標題: | 後次微米時代新興電子設計自動化技術之研究---子計畫四:應用計算智慧推理處理後深次微米時代電路設計上的可靠度挑戰(I) Coping with Reliability Challenges to Circuit Designs beyond Deep Sub-Micron Era by Computational Intelligence Reasoning(I) |
作者: | 溫宏斌 Wen Hung-Pin 國立交通大學電信工程學系(所) |
關鍵字: | 軟性錯誤(soft error);瞬時性錯誤(transient fault);間歇性錯誤(intermittentfault);軟體基礎的測試技術(software-based testing);計算智慧(computationalintelligence);知識發掘與資料採礦(knowledge discovery and data-mining);Soft error;transient fault;intermittent fault;software-based testing;computational intelligence;knowledge discovery and data-mining |
公開日期: | 2008 |
摘要: | 進入後深次微米的時代,要從不可靠的元件(reliable components)製造出穩健的
系統(robust systems)帶來了每個設計環節上新的挑戰。更細微的物理現象如製程的
變異(process variation)和環境中的輻射放射(environmental radiation)等因素對半導
體元件交織成更複雜且更難突破的衝擊。運算錯誤已經不單是顯而易見的永久性錯
誤(permanent fault)。在特定的邊際條件、周期性或暫時性的情況下,間歇性
(intermittent)和瞬時性(transient)的錯誤越來越常發生。一般而言,後者那種不會對
設計本身造成永久損害的錯誤被稱之為軟性錯誤(soft Error)。然而,由於近年來在
先進的電路設計上軟性錯誤被發現的頻率越來越高,商業電子產品的可靠度又重新
成為一個重要的研究主題。
過去在軟性錯誤的學術研究上,主要著重在元件層和邏輯層。大部分的研究
主要在強調瞬時脈衝傳播中邏輯遮蔽(logic masking)、電子遮蔽(electrical masking)

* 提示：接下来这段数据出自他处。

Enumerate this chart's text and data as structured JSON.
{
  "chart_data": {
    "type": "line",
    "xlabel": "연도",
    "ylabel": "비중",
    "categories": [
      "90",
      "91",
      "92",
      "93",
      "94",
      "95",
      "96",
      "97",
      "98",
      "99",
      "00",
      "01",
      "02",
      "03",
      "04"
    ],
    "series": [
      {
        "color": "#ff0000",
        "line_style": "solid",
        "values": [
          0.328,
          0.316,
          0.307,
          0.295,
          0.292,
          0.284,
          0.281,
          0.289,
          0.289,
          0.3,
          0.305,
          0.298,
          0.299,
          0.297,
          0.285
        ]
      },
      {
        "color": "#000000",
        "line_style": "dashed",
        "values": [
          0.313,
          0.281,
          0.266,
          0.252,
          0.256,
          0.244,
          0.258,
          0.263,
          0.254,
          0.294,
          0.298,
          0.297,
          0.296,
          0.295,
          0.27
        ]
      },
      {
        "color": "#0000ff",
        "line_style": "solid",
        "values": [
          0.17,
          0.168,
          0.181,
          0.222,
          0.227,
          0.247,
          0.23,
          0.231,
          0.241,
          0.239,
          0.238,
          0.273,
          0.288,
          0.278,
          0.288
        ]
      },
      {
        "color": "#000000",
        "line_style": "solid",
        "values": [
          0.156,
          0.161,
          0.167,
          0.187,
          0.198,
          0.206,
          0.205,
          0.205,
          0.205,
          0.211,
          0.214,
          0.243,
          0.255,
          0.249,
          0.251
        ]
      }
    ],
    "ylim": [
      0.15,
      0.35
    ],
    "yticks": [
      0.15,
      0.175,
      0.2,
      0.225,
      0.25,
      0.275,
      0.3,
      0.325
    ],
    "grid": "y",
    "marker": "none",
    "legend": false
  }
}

和時間遮蔽(latching-window masking)的模型建立與模擬。另一主軸則是提出抗輻
射技術以抵抗或減緩軟性錯誤所產生的單事件效應 (single event effect)。為了更了
解軟性錯誤對現實所造成的影響,我們會就邏輯層和架構層上對於不同特性的電路
進行弱點 (vulnerability)分析。一般而言,一部分的設計特性會明顯地在規格書中
描述,但是另外一些設計特性則是隱藏在指令級架構 (ISA)裡不易被發覺。然而,
對現今的超大型積體電路設計來說,正規方法(formal method)都具有侷限性,只能
適用於小型的設計上。相對的,軟體基礎的測試技術(Software-based testing)對於軟
性錯誤的分析不啻為一個好的方法。因為以軟體為基礎的測試技術搭配計算智慧學
習後可以反映出邏輯層及架構層上的條件限制,並且提供一個機率的觀點來分析軟
性錯誤所造成的影響。
不同於正規方法,計算智慧的進步,像是支持向量機(support vector machine)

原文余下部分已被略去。